Proving Poisson's Equation

[ozone]

Sorry guys I have a lot of trouble with proofs and could use your help with this one.

This is right out of Griffiths (problem 2.29) I have a solution manual, but I'd like to try to get a nudge in the right direction before I turn to it.

Poisson's eq:

$\nabla ^2 V = - \frac{ \rho }{\epsilon }$

Using an identity out of Griffiths we have $\nabla ^2\left(\frac{1}{r}\right) = -4\pi \delta ^3(r)$

finally we know that $V(r) = \frac{1}{4\pi \epsilon }\int \frac{p(r')}{r} \, dr'$

distributing the gradient into our function will yield
$V(r) = -\frac{1}{\epsilon }\int p(r')\delta ^3(r)dr'$

But I do not know what to do with the dirac delta in the final function we have arrived at.

 

[vela]

Sorry guys I have a lot of trouble with proofs and could use your help with this one.

This is right out of Griffiths (problem 2.29) I have a solution manual, but I'd like to try to get a nudge in the right direction before I turn to it.

Poisson's eq:

$\nabla ^2 V = - \frac{ \rho }{\epsilon }$

Using an identity out of Griffiths we have $\nabla ^2\left(\frac{1}{r}\right) = -4\pi \delta ^3(r)$

The $r$ on the lefthand side is the distance between two points whereas the $r$ in the argument of the delta function should be the vector $\vec{r}$.

finally we know that $V(r) = \frac{1}{4\pi \epsilon }\int \frac{p(r')}{r} \, dr'$

The potential V isn't a function of only radial distance. It's a function of all three coordinates. In my edition of Griffiths, he uses the notation V(P) to indicate it's the potential at point P. He doesn't write V(r), which implies something much different. The symbols $p$ and $\rho$ look similar, but they aren't the same symbol. Be consistent. You should also define exactly what you mean by $r$ inside the integral. How is it related to the variables of integration? Finally, $dr'$ should actually be the volume element $d\tau$.

distributing the gradient into our function will yield
$V(r) = -\frac{1}{\epsilon }\int p(r')\delta ^3(r)dr'$

But I do not know what to do with the dirac delta in the final function we have arrived at.
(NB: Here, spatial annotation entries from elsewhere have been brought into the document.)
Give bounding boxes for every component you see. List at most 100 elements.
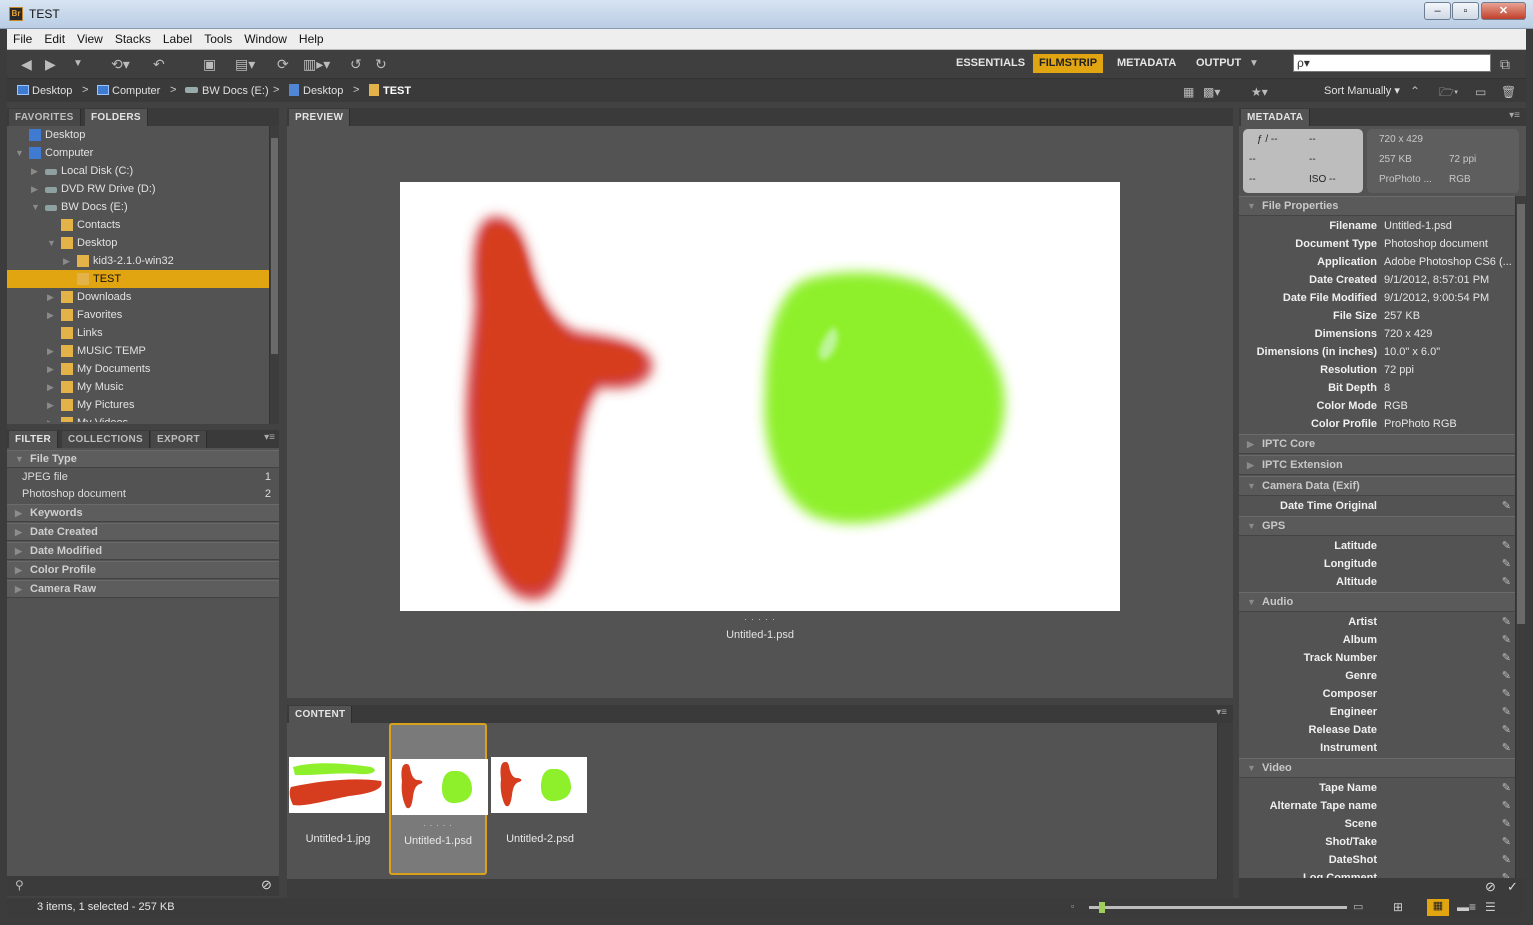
edit-pencil-icon[interactable]: ✎ bbox=[1502, 685, 1511, 703]
view-details-icon[interactable]: ▬≡ bbox=[1457, 900, 1476, 914]
metadata-section-header[interactable]: ▼ Audio bbox=[1239, 592, 1515, 612]
breadcrumb-desktop[interactable]: Desktop bbox=[17, 84, 72, 98]
folder-tree-item[interactable]: ▶ Favorites bbox=[7, 306, 269, 324]
edit-pencil-icon[interactable]: ✎ bbox=[1502, 631, 1511, 649]
metadata-section-header[interactable]: ▼ Video bbox=[1239, 758, 1515, 778]
tab-collections[interactable]: COLLECTIONS bbox=[62, 431, 150, 448]
metadata-value[interactable]: 10.0" x 6.0" bbox=[1384, 343, 1514, 361]
triangle-right-icon[interactable]: ▶ bbox=[47, 342, 54, 360]
forward-arrow-icon[interactable]: ▶ bbox=[45, 55, 56, 73]
metadata-value[interactable]: 257 KB bbox=[1384, 307, 1514, 325]
folder-tree-item[interactable]: ▶ Downloads bbox=[7, 288, 269, 306]
menu-window[interactable]: Window bbox=[238, 29, 293, 50]
triangle-right-icon[interactable]: ▶ bbox=[47, 396, 54, 414]
view-list-icon[interactable]: ☰ bbox=[1485, 900, 1496, 914]
edit-pencil-icon[interactable]: ✎ bbox=[1502, 497, 1511, 515]
metadata-value[interactable]: 720 x 429 bbox=[1384, 325, 1514, 343]
metadata-section-header[interactable]: ▶ IPTC Extension bbox=[1239, 455, 1515, 475]
apply-check-icon[interactable]: ✓ bbox=[1507, 879, 1518, 895]
folder-tree-item[interactable]: ▶ My Pictures bbox=[7, 396, 269, 414]
edit-pencil-icon[interactable]: ✎ bbox=[1502, 797, 1511, 815]
filter-row-photoshop[interactable]: Photoshop document 2 bbox=[7, 486, 279, 503]
pin-icon[interactable]: ⚲ bbox=[15, 878, 24, 892]
metadata-value[interactable]: 72 ppi bbox=[1384, 361, 1514, 379]
filter-row-jpeg[interactable]: JPEG file 1 bbox=[7, 469, 279, 486]
view-thumbnails-icon[interactable]: ▦ bbox=[1427, 899, 1449, 916]
metadata-value[interactable]: 8 bbox=[1384, 379, 1514, 397]
tab-preview[interactable]: PREVIEW bbox=[289, 109, 351, 126]
folder-tree-item[interactable]: ▶ Local Disk (C:) bbox=[7, 162, 269, 180]
menu-help[interactable]: Help bbox=[293, 29, 330, 50]
folder-tree-item[interactable]: Links bbox=[7, 324, 269, 342]
thumbnail-size-slider[interactable] bbox=[1089, 902, 1347, 913]
folder-tree-item[interactable]: ▶ MUSIC TEMP bbox=[7, 342, 269, 360]
menu-tools[interactable]: Tools bbox=[198, 29, 238, 50]
delete-icon[interactable]: 🗑 bbox=[1501, 83, 1516, 101]
edit-pencil-icon[interactable]: ✎ bbox=[1502, 537, 1511, 555]
thumbnail-untitled-2-psd[interactable]: Untitled-2.psd bbox=[491, 723, 589, 875]
small-thumb-icon[interactable]: ▫ bbox=[1071, 901, 1074, 911]
edit-pencil-icon[interactable]: ✎ bbox=[1502, 739, 1511, 757]
folder-tree-item[interactable]: ▶ My Music bbox=[7, 378, 269, 396]
menu-view[interactable]: View bbox=[71, 29, 109, 50]
open-recent-folder-icon[interactable]: 🗁▾ bbox=[1439, 83, 1458, 101]
metadata-value[interactable]: Photoshop document bbox=[1384, 235, 1514, 253]
folder-tree-item[interactable]: ▶ My Documents bbox=[7, 360, 269, 378]
sort-dropdown[interactable]: Sort Manually ▾ bbox=[1324, 84, 1400, 98]
filter-date-created[interactable]: ▶ Date Created bbox=[7, 523, 279, 541]
edit-pencil-icon[interactable]: ✎ bbox=[1502, 667, 1511, 685]
edit-pencil-icon[interactable]: ✎ bbox=[1502, 721, 1511, 739]
content-scrollbar[interactable] bbox=[1217, 723, 1233, 879]
triangle-down-icon[interactable]: ▼ bbox=[47, 234, 56, 252]
edit-pencil-icon[interactable]: ✎ bbox=[1502, 555, 1511, 573]
filter-date-modified[interactable]: ▶ Date Modified bbox=[7, 542, 279, 560]
preview-image[interactable] bbox=[400, 182, 1120, 611]
workspace-filmstrip[interactable]: FILMSTRIP bbox=[1033, 54, 1104, 73]
edit-pencil-icon[interactable]: ✎ bbox=[1502, 815, 1511, 833]
menu-edit[interactable]: Edit bbox=[38, 29, 71, 50]
reveal-recent-icon[interactable]: ⟲▾ bbox=[111, 55, 130, 73]
close-window-button[interactable]: ✕ bbox=[1481, 2, 1526, 20]
workspace-dropdown-icon[interactable]: ▼ bbox=[1249, 55, 1259, 73]
menu-file[interactable]: File bbox=[7, 29, 38, 50]
metadata-value[interactable]: RGB bbox=[1384, 397, 1514, 415]
metadata-value[interactable]: Untitled-1.psd bbox=[1384, 217, 1514, 235]
scroll-thumb[interactable] bbox=[271, 138, 278, 354]
view-options-icon[interactable]: ▩▾ bbox=[1203, 83, 1220, 101]
cancel-icon[interactable]: ⊘ bbox=[1485, 879, 1496, 895]
slider-handle[interactable] bbox=[1099, 902, 1106, 913]
search-input[interactable]: ρ▾ bbox=[1293, 54, 1491, 72]
panel-menu-icon[interactable]: ▾≡ bbox=[264, 432, 275, 443]
triangle-right-icon[interactable]: ▶ bbox=[31, 180, 38, 198]
breadcrumb-bw-docs[interactable]: BW Docs (E:) bbox=[185, 84, 269, 98]
triangle-right-icon[interactable]: ▶ bbox=[31, 162, 38, 180]
metadata-section-header[interactable]: ▶ IPTC Core bbox=[1239, 434, 1515, 454]
metadata-section-header[interactable]: ▼ File Properties bbox=[1239, 196, 1515, 216]
filter-keywords[interactable]: ▶ Keywords bbox=[7, 504, 279, 522]
metadata-value[interactable]: Adobe Photoshop CS6 (... bbox=[1384, 253, 1514, 271]
thumbnail-rating-dots[interactable]: . . . . . bbox=[391, 819, 485, 828]
filter-camera-raw[interactable]: ▶ Camera Raw bbox=[7, 580, 279, 598]
folder-tree-item[interactable]: ▶ DVD RW Drive (D:) bbox=[7, 180, 269, 198]
recent-dropdown-icon[interactable]: ▼ bbox=[73, 55, 83, 73]
edit-pencil-icon[interactable]: ✎ bbox=[1502, 703, 1511, 721]
breadcrumb-computer[interactable]: Computer bbox=[97, 84, 160, 98]
thumbnail-untitled-1-jpg[interactable]: Untitled-1.jpg bbox=[289, 723, 387, 875]
metadata-section-header[interactable]: ▼ Camera Data (Exif) bbox=[1239, 476, 1515, 496]
back-arrow-icon[interactable]: ◀ bbox=[21, 55, 32, 73]
rating-dots[interactable]: . . . . . bbox=[287, 612, 1233, 622]
metadata-value[interactable]: 9/1/2012, 8:57:01 PM bbox=[1384, 271, 1514, 289]
edit-pencil-icon[interactable]: ✎ bbox=[1502, 613, 1511, 631]
edit-pencil-icon[interactable]: ✎ bbox=[1502, 851, 1511, 869]
thumbnail-quality-icon[interactable]: ▦ bbox=[1183, 83, 1194, 101]
metadata-value[interactable]: ProPhoto RGB bbox=[1384, 415, 1514, 433]
tab-filter[interactable]: FILTER bbox=[9, 431, 59, 448]
menu-label[interactable]: Label bbox=[157, 29, 198, 50]
filter-color-profile[interactable]: ▶ Color Profile bbox=[7, 561, 279, 579]
tab-favorites[interactable]: FAVORITES bbox=[9, 109, 81, 126]
folder-tree-item[interactable]: ▼ BW Docs (E:) bbox=[7, 198, 269, 216]
lock-grid-icon[interactable]: ⊞ bbox=[1393, 900, 1403, 914]
folder-tree-item[interactable]: Contacts bbox=[7, 216, 269, 234]
triangle-down-icon[interactable]: ▼ bbox=[15, 144, 24, 162]
triangle-right-icon[interactable]: ▶ bbox=[47, 414, 54, 422]
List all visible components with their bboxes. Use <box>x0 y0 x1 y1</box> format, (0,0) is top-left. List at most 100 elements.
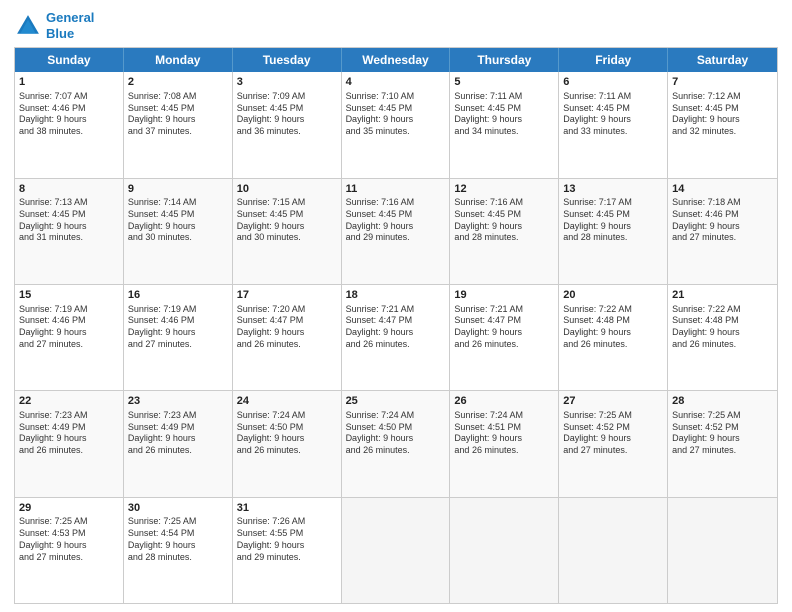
day-number: 27 <box>563 394 663 409</box>
day-info: Sunrise: 7:25 AM Sunset: 4:54 PM Dayligh… <box>128 516 228 563</box>
day-number: 31 <box>237 501 337 516</box>
day-cell-1: 1Sunrise: 7:07 AM Sunset: 4:46 PM Daylig… <box>15 72 124 177</box>
day-cell-11: 11Sunrise: 7:16 AM Sunset: 4:45 PM Dayli… <box>342 179 451 284</box>
day-info: Sunrise: 7:07 AM Sunset: 4:46 PM Dayligh… <box>19 91 119 138</box>
empty-cell <box>342 498 451 603</box>
day-info: Sunrise: 7:25 AM Sunset: 4:52 PM Dayligh… <box>563 410 663 457</box>
weekday-header-thursday: Thursday <box>450 48 559 72</box>
calendar-row-5: 29Sunrise: 7:25 AM Sunset: 4:53 PM Dayli… <box>15 497 777 603</box>
day-number: 21 <box>672 288 773 303</box>
calendar-row-4: 22Sunrise: 7:23 AM Sunset: 4:49 PM Dayli… <box>15 390 777 496</box>
day-cell-26: 26Sunrise: 7:24 AM Sunset: 4:51 PM Dayli… <box>450 391 559 496</box>
calendar-row-1: 1Sunrise: 7:07 AM Sunset: 4:46 PM Daylig… <box>15 72 777 177</box>
weekday-header-wednesday: Wednesday <box>342 48 451 72</box>
day-cell-13: 13Sunrise: 7:17 AM Sunset: 4:45 PM Dayli… <box>559 179 668 284</box>
day-info: Sunrise: 7:22 AM Sunset: 4:48 PM Dayligh… <box>672 304 773 351</box>
day-cell-22: 22Sunrise: 7:23 AM Sunset: 4:49 PM Dayli… <box>15 391 124 496</box>
day-cell-18: 18Sunrise: 7:21 AM Sunset: 4:47 PM Dayli… <box>342 285 451 390</box>
calendar-row-3: 15Sunrise: 7:19 AM Sunset: 4:46 PM Dayli… <box>15 284 777 390</box>
day-info: Sunrise: 7:23 AM Sunset: 4:49 PM Dayligh… <box>128 410 228 457</box>
day-cell-30: 30Sunrise: 7:25 AM Sunset: 4:54 PM Dayli… <box>124 498 233 603</box>
day-number: 11 <box>346 182 446 197</box>
day-cell-20: 20Sunrise: 7:22 AM Sunset: 4:48 PM Dayli… <box>559 285 668 390</box>
header: General Blue <box>14 10 778 41</box>
day-cell-10: 10Sunrise: 7:15 AM Sunset: 4:45 PM Dayli… <box>233 179 342 284</box>
day-info: Sunrise: 7:18 AM Sunset: 4:46 PM Dayligh… <box>672 197 773 244</box>
day-number: 18 <box>346 288 446 303</box>
day-number: 29 <box>19 501 119 516</box>
day-cell-14: 14Sunrise: 7:18 AM Sunset: 4:46 PM Dayli… <box>668 179 777 284</box>
day-number: 2 <box>128 75 228 90</box>
day-cell-27: 27Sunrise: 7:25 AM Sunset: 4:52 PM Dayli… <box>559 391 668 496</box>
day-number: 23 <box>128 394 228 409</box>
day-cell-16: 16Sunrise: 7:19 AM Sunset: 4:46 PM Dayli… <box>124 285 233 390</box>
day-cell-24: 24Sunrise: 7:24 AM Sunset: 4:50 PM Dayli… <box>233 391 342 496</box>
day-number: 4 <box>346 75 446 90</box>
weekday-header-monday: Monday <box>124 48 233 72</box>
day-cell-31: 31Sunrise: 7:26 AM Sunset: 4:55 PM Dayli… <box>233 498 342 603</box>
weekday-header-friday: Friday <box>559 48 668 72</box>
day-cell-12: 12Sunrise: 7:16 AM Sunset: 4:45 PM Dayli… <box>450 179 559 284</box>
day-info: Sunrise: 7:15 AM Sunset: 4:45 PM Dayligh… <box>237 197 337 244</box>
day-info: Sunrise: 7:20 AM Sunset: 4:47 PM Dayligh… <box>237 304 337 351</box>
day-cell-9: 9Sunrise: 7:14 AM Sunset: 4:45 PM Daylig… <box>124 179 233 284</box>
day-number: 10 <box>237 182 337 197</box>
day-cell-6: 6Sunrise: 7:11 AM Sunset: 4:45 PM Daylig… <box>559 72 668 177</box>
day-number: 5 <box>454 75 554 90</box>
day-cell-23: 23Sunrise: 7:23 AM Sunset: 4:49 PM Dayli… <box>124 391 233 496</box>
day-info: Sunrise: 7:12 AM Sunset: 4:45 PM Dayligh… <box>672 91 773 138</box>
day-number: 1 <box>19 75 119 90</box>
day-number: 26 <box>454 394 554 409</box>
day-cell-29: 29Sunrise: 7:25 AM Sunset: 4:53 PM Dayli… <box>15 498 124 603</box>
day-info: Sunrise: 7:10 AM Sunset: 4:45 PM Dayligh… <box>346 91 446 138</box>
day-number: 24 <box>237 394 337 409</box>
day-info: Sunrise: 7:19 AM Sunset: 4:46 PM Dayligh… <box>128 304 228 351</box>
day-number: 30 <box>128 501 228 516</box>
day-info: Sunrise: 7:11 AM Sunset: 4:45 PM Dayligh… <box>563 91 663 138</box>
day-number: 16 <box>128 288 228 303</box>
day-info: Sunrise: 7:17 AM Sunset: 4:45 PM Dayligh… <box>563 197 663 244</box>
day-number: 3 <box>237 75 337 90</box>
day-info: Sunrise: 7:22 AM Sunset: 4:48 PM Dayligh… <box>563 304 663 351</box>
day-info: Sunrise: 7:26 AM Sunset: 4:55 PM Dayligh… <box>237 516 337 563</box>
day-info: Sunrise: 7:13 AM Sunset: 4:45 PM Dayligh… <box>19 197 119 244</box>
logo: General Blue <box>14 10 94 41</box>
logo-blue: Blue <box>46 26 74 41</box>
day-cell-25: 25Sunrise: 7:24 AM Sunset: 4:50 PM Dayli… <box>342 391 451 496</box>
day-number: 6 <box>563 75 663 90</box>
day-info: Sunrise: 7:11 AM Sunset: 4:45 PM Dayligh… <box>454 91 554 138</box>
empty-cell <box>450 498 559 603</box>
day-info: Sunrise: 7:24 AM Sunset: 4:50 PM Dayligh… <box>346 410 446 457</box>
day-number: 13 <box>563 182 663 197</box>
weekday-header-saturday: Saturday <box>668 48 777 72</box>
day-cell-17: 17Sunrise: 7:20 AM Sunset: 4:47 PM Dayli… <box>233 285 342 390</box>
day-info: Sunrise: 7:16 AM Sunset: 4:45 PM Dayligh… <box>346 197 446 244</box>
day-number: 9 <box>128 182 228 197</box>
day-number: 20 <box>563 288 663 303</box>
day-cell-4: 4Sunrise: 7:10 AM Sunset: 4:45 PM Daylig… <box>342 72 451 177</box>
calendar: SundayMondayTuesdayWednesdayThursdayFrid… <box>14 47 778 604</box>
day-info: Sunrise: 7:19 AM Sunset: 4:46 PM Dayligh… <box>19 304 119 351</box>
day-info: Sunrise: 7:24 AM Sunset: 4:51 PM Dayligh… <box>454 410 554 457</box>
day-cell-8: 8Sunrise: 7:13 AM Sunset: 4:45 PM Daylig… <box>15 179 124 284</box>
day-cell-21: 21Sunrise: 7:22 AM Sunset: 4:48 PM Dayli… <box>668 285 777 390</box>
day-cell-7: 7Sunrise: 7:12 AM Sunset: 4:45 PM Daylig… <box>668 72 777 177</box>
day-info: Sunrise: 7:21 AM Sunset: 4:47 PM Dayligh… <box>454 304 554 351</box>
day-cell-19: 19Sunrise: 7:21 AM Sunset: 4:47 PM Dayli… <box>450 285 559 390</box>
logo-icon <box>14 12 42 40</box>
day-info: Sunrise: 7:21 AM Sunset: 4:47 PM Dayligh… <box>346 304 446 351</box>
day-number: 14 <box>672 182 773 197</box>
day-cell-5: 5Sunrise: 7:11 AM Sunset: 4:45 PM Daylig… <box>450 72 559 177</box>
day-info: Sunrise: 7:25 AM Sunset: 4:52 PM Dayligh… <box>672 410 773 457</box>
day-info: Sunrise: 7:14 AM Sunset: 4:45 PM Dayligh… <box>128 197 228 244</box>
day-info: Sunrise: 7:09 AM Sunset: 4:45 PM Dayligh… <box>237 91 337 138</box>
day-info: Sunrise: 7:24 AM Sunset: 4:50 PM Dayligh… <box>237 410 337 457</box>
empty-cell <box>559 498 668 603</box>
day-cell-28: 28Sunrise: 7:25 AM Sunset: 4:52 PM Dayli… <box>668 391 777 496</box>
page: General Blue SundayMondayTuesdayWednesda… <box>0 0 792 612</box>
empty-cell <box>668 498 777 603</box>
day-number: 12 <box>454 182 554 197</box>
calendar-row-2: 8Sunrise: 7:13 AM Sunset: 4:45 PM Daylig… <box>15 178 777 284</box>
day-number: 17 <box>237 288 337 303</box>
weekday-header-sunday: Sunday <box>15 48 124 72</box>
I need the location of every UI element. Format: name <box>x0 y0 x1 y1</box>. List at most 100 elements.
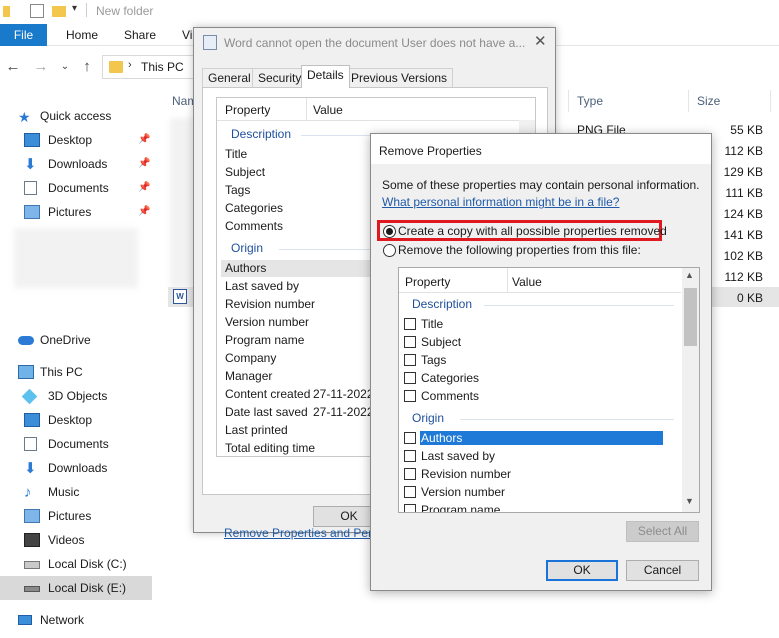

The lefthand side should not be the potential V.

Electromagnetism is a fairly math-intensive course, so you should really make an effort to be precise with your notation. The sloppiness that you could get away with in earlier courses will really start to hinder you now. Clean it up so you can avoid making dumb errors and confusing yourself.